The online version of this article (https://​doi.​org/​10.​1186/​s12967-019-1770-1) contains supplementary material, which is available to authorized users.
Valentina Masola and Amedeo Carraro contributed equally to this work



The epithelial to mesenchymal transition (EMT) is a multi-factorial biological mechanism involved in renal and hepatic fibrosis and the IL-1 beta has been assumed as a mediator of this process although data are not exhaustive. Therefore, the aim of our study was to evaluate the role of this cytokine in the EMT of renal proximal tubular epithelial cells (HK-2) and stellate cells (LX-2) and the protective/anti-fibrotic effect of its inhibition by Canakinumab (a specific human monoclonal antibody targeted against IL-1beta).

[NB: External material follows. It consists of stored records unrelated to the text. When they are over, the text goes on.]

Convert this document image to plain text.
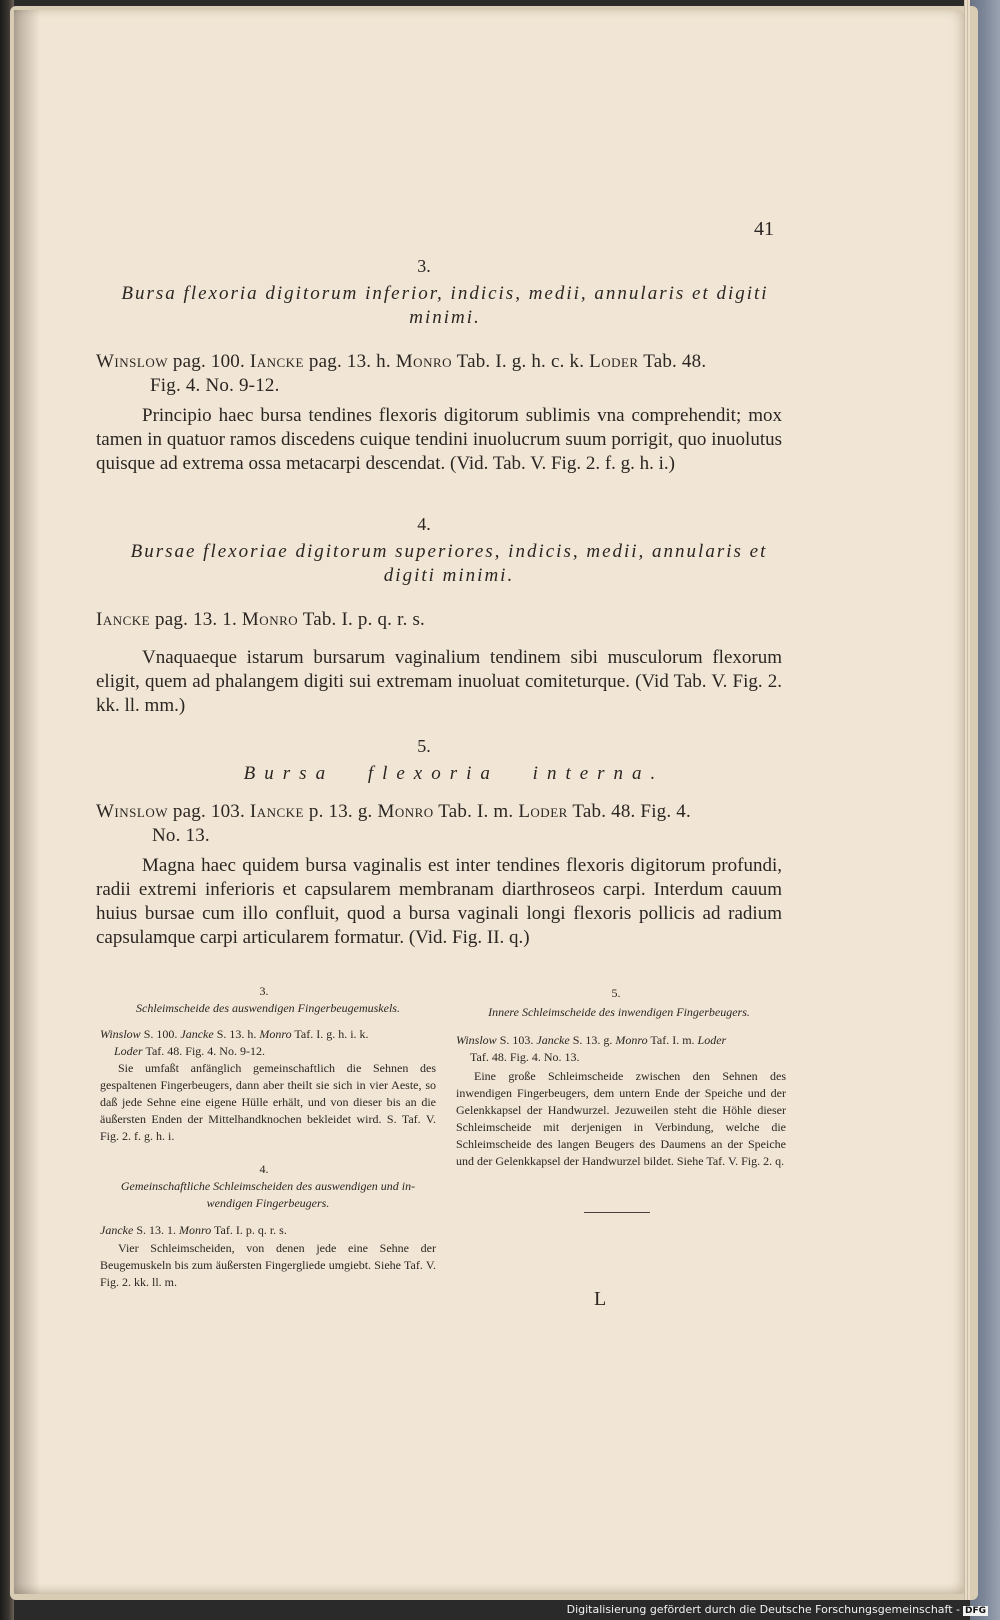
41
3.
Bursa flexoria digitorum inferior, indicis, medii, annularis et digiti
minimi.
Winslow pag. 100. Iancke pag. 13. h. Monro Tab. I. g. h. c. k. Loder Tab. 48.
Fig. 4. No. 9-12.
Principio haec bursa tendines flexoris digitorum sublimis vna comprehendit; mox tamen in quatuor ramos discedens cuique tendini inuolucrum suum porrigit, quo inuolutus quisque ad extrema ossa metacarpi descendat. (Vid. Tab. V. Fig. 2. f. g. h. i.)
4.
Bursae flexoriae digitorum superiores, indicis, medii, annularis et
digiti minimi.
Iancke pag. 13. 1. Monro Tab. I. p. q. r. s.
Vnaquaeque istarum bursarum vaginalium tendinem sibi musculorum flexorum eligit, quem ad phalangem digiti sui extremam inuoluat comiteturque. (Vid Tab. V. Fig. 2. kk. ll. mm.)
5.
Bursa flexoria interna.
Winslow pag. 103. Iancke p. 13. g. Monro Tab. I. m. Loder Tab. 48. Fig. 4.
No. 13.
Magna haec quidem bursa vaginalis est inter tendines flexoris digitorum profundi, radii extremi inferioris et capsularem membranam diarthroseos carpi. Interdum cauum huius bursae cum illo confluit, quod a bursa vaginali longi flexoris pollicis ad radium capsulamque carpi articularem formatur. (Vid. Fig. II. q.)
3.
Schleimscheide des auswendigen Fingerbeugemuskels.
Winslow S. 100. Jancke S. 13. h. Monro Taf. I. g. h. i. k.
Loder Taf. 48. Fig. 4. No. 9-12.
Sie umfaßt anfänglich gemeinschaftlich die Sehnen des gespaltenen Fingerbeugers, dann aber theilt sie sich in vier Aeste, so daß jede Sehne eine eigene Hülle erhält, und von dieser bis an die äußersten Enden der Mittelhandknochen bekleidet wird. S. Taf. V. Fig. 2. f. g. h. i.
4.
Gemeinschaftliche Schleimscheiden des auswendigen und in-
wendigen Fingerbeugers.
Jancke S. 13. 1. Monro Taf. I. p. q. r. s.
Vier Schleimscheiden, von denen jede eine Sehne der Beugemuskeln bis zum äußersten Fingergliede umgiebt. Siehe Taf. V. Fig. 2. kk. ll. m.
5.
Innere Schleimscheide des inwendigen Fingerbeugers.
Winslow S. 103. Jancke S. 13. g. Monro Taf. I. m. Loder
Taf. 48. Fig. 4. No. 13.
Eine große Schleimscheide zwischen den Sehnen des inwendigen Fingerbeugers, dem untern Ende der Speiche und der Gelenkkapsel der Handwurzel. Jezuweilen steht die Höhle dieser Schleimscheide mit derjenigen in Verbindung, welche die Schleimscheide des langen Beugers des Daumens an der Speiche und der Gelenkkapsel der Handwurzel bildet. Siehe Taf. V. Fig. 2. q.
L
Digitalisierung gefördert durch die Deutsche Forschungsgemeinschaft - DFG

Both cell types were treated with IL-1 beta (10 ng/ml) for 6 and 24 h with and without Canakinumab (5 μg/ml). As control we used TGF-beta (10 ng/ml). Expression of EMT markers (vimentin, alpha-SMA, fibronectin) were evaluated through western blotting and immunofluorescence. Genes expression for matrix metalloproteinases (MMP)-2 was measured by Real-Time PCR and enzymatic activity by zymography. Cellular motility was assessed by scratch assay.


IL-1 beta induced a significant up-regulation of EMT markers in both cell types and increased the MMP-2 protein expression and enzymatic activity, similarly to TGF-beta. Moreover, IL-1 beta induced a higher rate of motility in HK-2. Canakinumab prevented all these modifications in both cell types.


Our results clearly demonstrate the role of IL-1 beta in the EMT of renal/stellate cells and it underlines, for the first time, the therapeutic potential of its specific inhibition on the prevention/minimization of organ fibrosis.